After we dragged ourselves out of Sin City, one (or three) too many Casino cocktails later … we need a break. What better place to sit back, relax, and just chill than Louisiana?
This state’s cocktail, The Sazerac, was declared the official drink of Louisiana’s biggest city, New Orleans, in 2008. It was kind of a no-brainer. NOLA’s known for an abundance of speakeasies, dating all the way back to Prohibition — a law which was overwhelmingly ignored as home breweries and secret bars opened across the city. To this day, it’s one of the booziest places in the country, and drinking a Sazerac on Mardi Gras in New Orleans is on every cocktail connoisseur’s bucket list.
The Sazerac, a rye cocktail, was created in New Orleans in 1838, just before the Civil War upended the South. Apothecary Antoine Peychaud first concocted a Sazerac with his bitters at a French Quarter bar. The drink initially used cognac as the main ingredient, but when French vineyards hit hard times, rye was substituted instead. It also initially had absinthe instead of Herbsaint, but when absinthe was outlawed in 1912 the change was made. (Absinthe is now legal again, actually, if you want to try an old-school Sazerac.) As it transitioned over the years, it turned into the most iconic cocktail in the Big Easy.
1 1/2 oz rye whiskey
1/4 oz Herbsaint
3 dashes Peychaud’s bitters
1 cube sugar
Pack an Old-Fashioned glass with ice (to chill the glass). In a second Old-Fashioned glass, place the sugar cube and add the Peychaud’s bitters. Crush the sugar cube with a spoon. Add the whiskey. Empty the ice from the first glass and coat with Herbsaint.
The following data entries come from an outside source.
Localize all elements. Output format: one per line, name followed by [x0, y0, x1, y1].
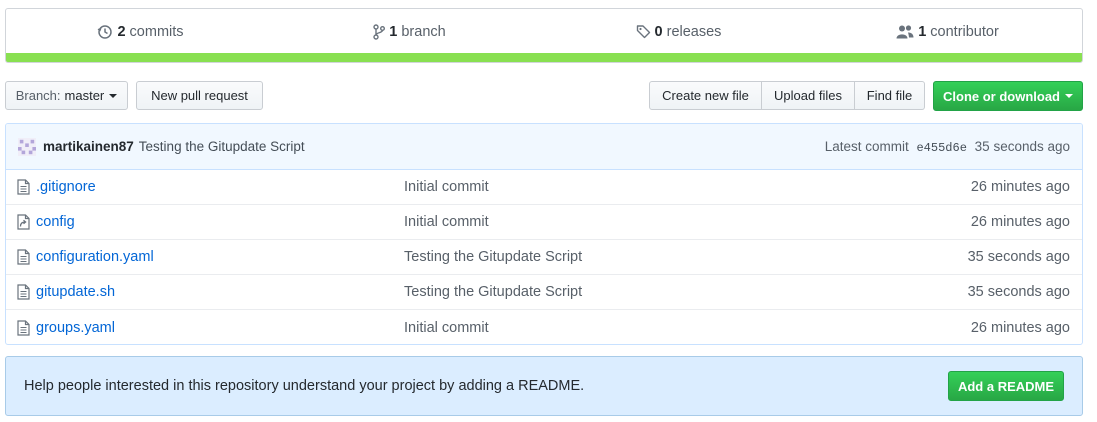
contributors-link[interactable]: 1 contributor [813, 24, 1082, 40]
table-row: config Initial commit 26 minutes ago [6, 205, 1082, 240]
contributors-label: contributor [930, 23, 999, 40]
language-bar[interactable] [6, 53, 1082, 62]
latest-commit-info: Latest commit e455d6e 35 seconds ago [825, 139, 1070, 155]
commits-label: commits [129, 23, 184, 40]
file-icon [6, 249, 36, 265]
find-file-button[interactable]: Find file [855, 81, 925, 110]
table-row: groups.yaml Initial commit 26 minutes ag… [6, 310, 1082, 344]
file-commit-message[interactable]: Initial commit [404, 214, 971, 230]
latest-commit-label: Latest commit [824, 138, 909, 154]
file-age: 26 minutes ago [970, 214, 1070, 230]
file-navigation: martikainen87 Testing the Gitupdate Scri… [5, 123, 1083, 345]
history-icon [98, 24, 113, 39]
add-readme-button[interactable]: Add a README [948, 371, 1064, 401]
commit-author[interactable]: martikainen87 [43, 139, 134, 154]
file-icon [6, 319, 36, 336]
file-name-link[interactable]: config [36, 214, 404, 230]
new-pull-request-button[interactable]: New pull request [136, 81, 263, 110]
clone-or-download-label: Clone or download [943, 88, 1060, 104]
table-row: configuration.yaml Testing the Gitupdate… [6, 240, 1082, 275]
file-commit-message[interactable]: Testing the Gitupdate Script [404, 249, 968, 265]
file-actions-group: Create new file Upload files Find file [649, 81, 925, 110]
commit-sha[interactable]: e455d6e [916, 141, 966, 155]
commit-message[interactable]: Testing the Gitupdate Script [139, 139, 305, 154]
file-age: 35 seconds ago [967, 284, 1070, 300]
branches-count: 1 [389, 23, 398, 40]
file-age: 26 minutes ago [970, 179, 1070, 195]
create-new-file-button[interactable]: Create new file [649, 81, 762, 110]
file-commit-message[interactable]: Initial commit [404, 179, 971, 195]
file-name-link[interactable]: groups.yaml [36, 320, 404, 336]
symlink-file-icon [6, 214, 36, 230]
contributors-count: 1 [918, 23, 927, 40]
commits-count: 2 [117, 23, 126, 40]
file-commit-message[interactable]: Initial commit [404, 320, 971, 336]
readme-prompt: Help people interested in this repositor… [5, 356, 1083, 416]
releases-count: 0 [654, 23, 663, 40]
branch-name: master [64, 88, 105, 103]
releases-link[interactable]: 0 releases [544, 24, 813, 40]
upload-files-button[interactable]: Upload files [762, 81, 855, 110]
repo-summary-bar: 2 commits 1 branch 0 releases 1 contribu… [5, 8, 1083, 63]
file-age: 35 seconds ago [967, 249, 1070, 265]
branch-prefix: Branch: [15, 88, 61, 103]
clone-or-download-button[interactable]: Clone or download [933, 81, 1083, 111]
branch-select-button[interactable]: Branch: master [5, 81, 128, 110]
file-name-link[interactable]: gitupdate.sh [36, 284, 404, 300]
caret-down-icon [1065, 94, 1073, 98]
people-icon [896, 24, 914, 38]
table-row: gitupdate.sh Testing the Gitupdate Scrip… [6, 275, 1082, 310]
branches-link[interactable]: 1 branch [275, 24, 544, 40]
branches-label: branch [401, 23, 446, 40]
latest-commit-bar: martikainen87 Testing the Gitupdate Scri… [6, 124, 1082, 170]
file-commit-message[interactable]: Testing the Gitupdate Script [404, 284, 968, 300]
identicon-icon [18, 137, 36, 156]
file-icon [6, 284, 36, 300]
commit-age: 35 seconds ago [974, 138, 1070, 154]
file-icon [6, 179, 36, 195]
avatar[interactable] [17, 137, 37, 157]
file-name-link[interactable]: .gitignore [36, 179, 404, 195]
readme-prompt-text: Help people interested in this repositor… [24, 378, 585, 394]
git-branch-icon [373, 23, 386, 40]
file-name-link[interactable]: configuration.yaml [36, 249, 404, 265]
releases-label: releases [666, 23, 722, 40]
caret-down-icon [109, 93, 118, 98]
tag-icon [636, 24, 650, 38]
commits-link[interactable]: 2 commits [6, 24, 275, 40]
table-row: .gitignore Initial commit 26 minutes ago [6, 170, 1082, 205]
file-age: 26 minutes ago [970, 319, 1070, 336]
file-list: .gitignore Initial commit 26 minutes ago… [6, 170, 1082, 344]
Add mixture from the second glass and garnish with lemon peel.
Try another New Orleans classic: the Vieux Carré. It’s made with rye whiskey just like the Sazerac, but with a few additional ingredients.
3/4 oz rye whiskey
3/4 oz cognac
3/4 oz sweet vermouth
1 tsp bénédictine
2 dashes Peychaud’s bitters
2 dashes Angostura bitters
Pour all ingredients in a rocks glass. Add ice and stir.